Center of Integrative Neurosciences, University of California, San Francisco, CA, United States of America.
These authors contributed equally to this work.
J Neural Eng. 2020 Dec 16;17(6). doi: 10.1088/1741-2552/abc742.
Decoding language representations directly from the brain can enable new brain-computer interfaces (BCIs) for high bandwidth human-human and human-machine communication. Clinically, such technologies can restore communication in people with neurological conditions affecting their ability to speak.. In this study, we propose a novel deep network architecture Brain2Char, for directly decoding text (specifically character sequences) from direct brain recordings (called electrocorticography, ECoG). Brain2Char framework combines state-of-the-art deep learning modules-3D Inception layers for multiband spatiotemporal feature extraction from neural data and bidirectional recurrent layers, dilated convolution layers followed by language model weighted beam search to decode character sequences, and optimizing a connectionist temporal classification loss. Additionally, given the highly non-linear transformations that underlie the conversion of cortical function to character sequences, we perform regularizations on the network's latent representations motivated by insights into cortical encoding of speech production and artifactual aspects specific to ECoG data acquisition. To do this, we impose auxiliary losses on latent representations for articulatory movements, speech acoustics and session specific non-linearities.In three (out of four) participants reported here, Brain2Char achieves 10.6%, 8.5%, and 7.0% word error rates respectively on vocabulary sizes ranging from 1200 to 1900 words.These results establish a newon decoding text fromand demonstrate the potential of Brain2Char as a high-performance communication BCI.

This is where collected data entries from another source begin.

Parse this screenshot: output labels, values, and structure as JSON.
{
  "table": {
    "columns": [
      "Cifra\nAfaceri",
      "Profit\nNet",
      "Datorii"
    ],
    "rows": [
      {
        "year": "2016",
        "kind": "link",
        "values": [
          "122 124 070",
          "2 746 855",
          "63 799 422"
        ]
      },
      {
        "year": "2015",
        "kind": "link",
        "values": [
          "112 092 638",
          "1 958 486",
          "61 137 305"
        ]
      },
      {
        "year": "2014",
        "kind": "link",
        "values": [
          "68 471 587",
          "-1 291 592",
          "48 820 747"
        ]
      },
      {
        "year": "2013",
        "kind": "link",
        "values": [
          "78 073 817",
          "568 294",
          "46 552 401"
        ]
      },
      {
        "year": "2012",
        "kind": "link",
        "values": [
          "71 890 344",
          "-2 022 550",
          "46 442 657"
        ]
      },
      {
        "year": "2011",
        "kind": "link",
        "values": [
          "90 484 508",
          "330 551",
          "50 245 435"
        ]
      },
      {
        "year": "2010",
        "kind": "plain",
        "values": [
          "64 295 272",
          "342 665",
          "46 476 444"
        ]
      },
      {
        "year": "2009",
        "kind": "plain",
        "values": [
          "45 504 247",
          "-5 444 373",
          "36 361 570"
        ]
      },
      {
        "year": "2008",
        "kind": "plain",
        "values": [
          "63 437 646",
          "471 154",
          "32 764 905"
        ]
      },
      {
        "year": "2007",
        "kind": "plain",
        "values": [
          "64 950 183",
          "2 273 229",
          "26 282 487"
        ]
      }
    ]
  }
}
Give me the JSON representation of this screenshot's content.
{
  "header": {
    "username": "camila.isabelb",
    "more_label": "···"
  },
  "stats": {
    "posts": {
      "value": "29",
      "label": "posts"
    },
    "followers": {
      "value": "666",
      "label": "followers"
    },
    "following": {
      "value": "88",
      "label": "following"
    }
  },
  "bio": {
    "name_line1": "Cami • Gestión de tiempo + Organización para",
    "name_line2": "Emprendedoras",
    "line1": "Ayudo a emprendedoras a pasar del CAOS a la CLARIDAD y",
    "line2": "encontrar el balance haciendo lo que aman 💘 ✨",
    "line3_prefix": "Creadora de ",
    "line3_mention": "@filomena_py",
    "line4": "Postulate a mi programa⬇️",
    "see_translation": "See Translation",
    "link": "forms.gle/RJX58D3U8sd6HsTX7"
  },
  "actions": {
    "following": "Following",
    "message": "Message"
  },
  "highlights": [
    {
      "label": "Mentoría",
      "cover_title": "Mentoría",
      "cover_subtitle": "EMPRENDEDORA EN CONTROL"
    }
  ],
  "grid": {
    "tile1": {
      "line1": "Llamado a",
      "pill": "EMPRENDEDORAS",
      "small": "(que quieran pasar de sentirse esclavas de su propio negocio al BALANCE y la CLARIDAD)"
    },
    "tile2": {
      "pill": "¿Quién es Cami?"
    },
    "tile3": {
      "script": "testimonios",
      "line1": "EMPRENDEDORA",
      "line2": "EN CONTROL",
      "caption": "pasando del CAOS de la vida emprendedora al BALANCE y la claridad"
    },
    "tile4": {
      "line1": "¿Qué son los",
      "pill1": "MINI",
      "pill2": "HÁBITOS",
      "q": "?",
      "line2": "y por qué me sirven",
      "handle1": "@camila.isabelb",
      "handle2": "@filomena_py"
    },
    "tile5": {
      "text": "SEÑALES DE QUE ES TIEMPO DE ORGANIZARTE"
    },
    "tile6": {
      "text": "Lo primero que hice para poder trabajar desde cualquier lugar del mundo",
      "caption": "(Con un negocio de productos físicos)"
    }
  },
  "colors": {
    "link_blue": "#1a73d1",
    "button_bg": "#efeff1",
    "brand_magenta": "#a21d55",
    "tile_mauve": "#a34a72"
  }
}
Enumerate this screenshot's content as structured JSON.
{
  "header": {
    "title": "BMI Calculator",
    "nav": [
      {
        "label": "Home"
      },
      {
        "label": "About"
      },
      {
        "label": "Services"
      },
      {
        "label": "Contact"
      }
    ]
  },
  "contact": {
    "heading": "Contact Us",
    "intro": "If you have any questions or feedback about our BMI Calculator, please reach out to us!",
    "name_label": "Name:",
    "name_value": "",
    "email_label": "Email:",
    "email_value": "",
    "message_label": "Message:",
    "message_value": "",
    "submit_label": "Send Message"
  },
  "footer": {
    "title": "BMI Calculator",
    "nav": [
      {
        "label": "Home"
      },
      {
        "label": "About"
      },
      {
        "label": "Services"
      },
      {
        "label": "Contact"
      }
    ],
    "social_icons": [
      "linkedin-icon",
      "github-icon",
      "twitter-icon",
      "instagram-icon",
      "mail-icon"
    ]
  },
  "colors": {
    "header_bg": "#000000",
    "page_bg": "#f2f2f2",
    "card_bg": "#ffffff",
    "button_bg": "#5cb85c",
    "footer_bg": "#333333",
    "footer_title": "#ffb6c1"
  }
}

直接从大脑中解码语言表示可以为高带宽的人机和人人通信启用新的脑机接口 (BCI)。从临床角度来看,此类技术可以恢复影响说话能力的神经状况患者的沟通能力。在这项研究中,我们提出了一种新颖的深度网络架构 Brain2Char,用于直接从直接的大脑记录(称为皮层电图,ECoG)中解码文本(特别是字符序列)。Brain2Char 框架结合了最先进的深度学习模块-3D Inception 层,用于从神经数据中提取多频带时空特征,以及双向递归层、扩张卷积层,然后是语言模型加权波束搜索来解码字符序列,并优化连接时间分类损失。此外,鉴于皮质功能转换为字符序列的高度非线性变换,我们根据对言语产生的皮质编码的深入了解以及 ECoG 数据采集特有的人为方面,对网络的潜在表示进行正则化。为此,我们对发音运动、语音声学和特定于会话的非线性的潜在表示施加辅助损失。在报告的四个参与者中的三个中,Brain2Char 在词汇量从 1200 到 1900 个单词的范围内分别实现了 10.6%、8.5%和 7.0%的单词错误率。这些结果建立了一个新的从解码文本,并展示了 Brain2Char 作为高性能通信 BCI 的潜力。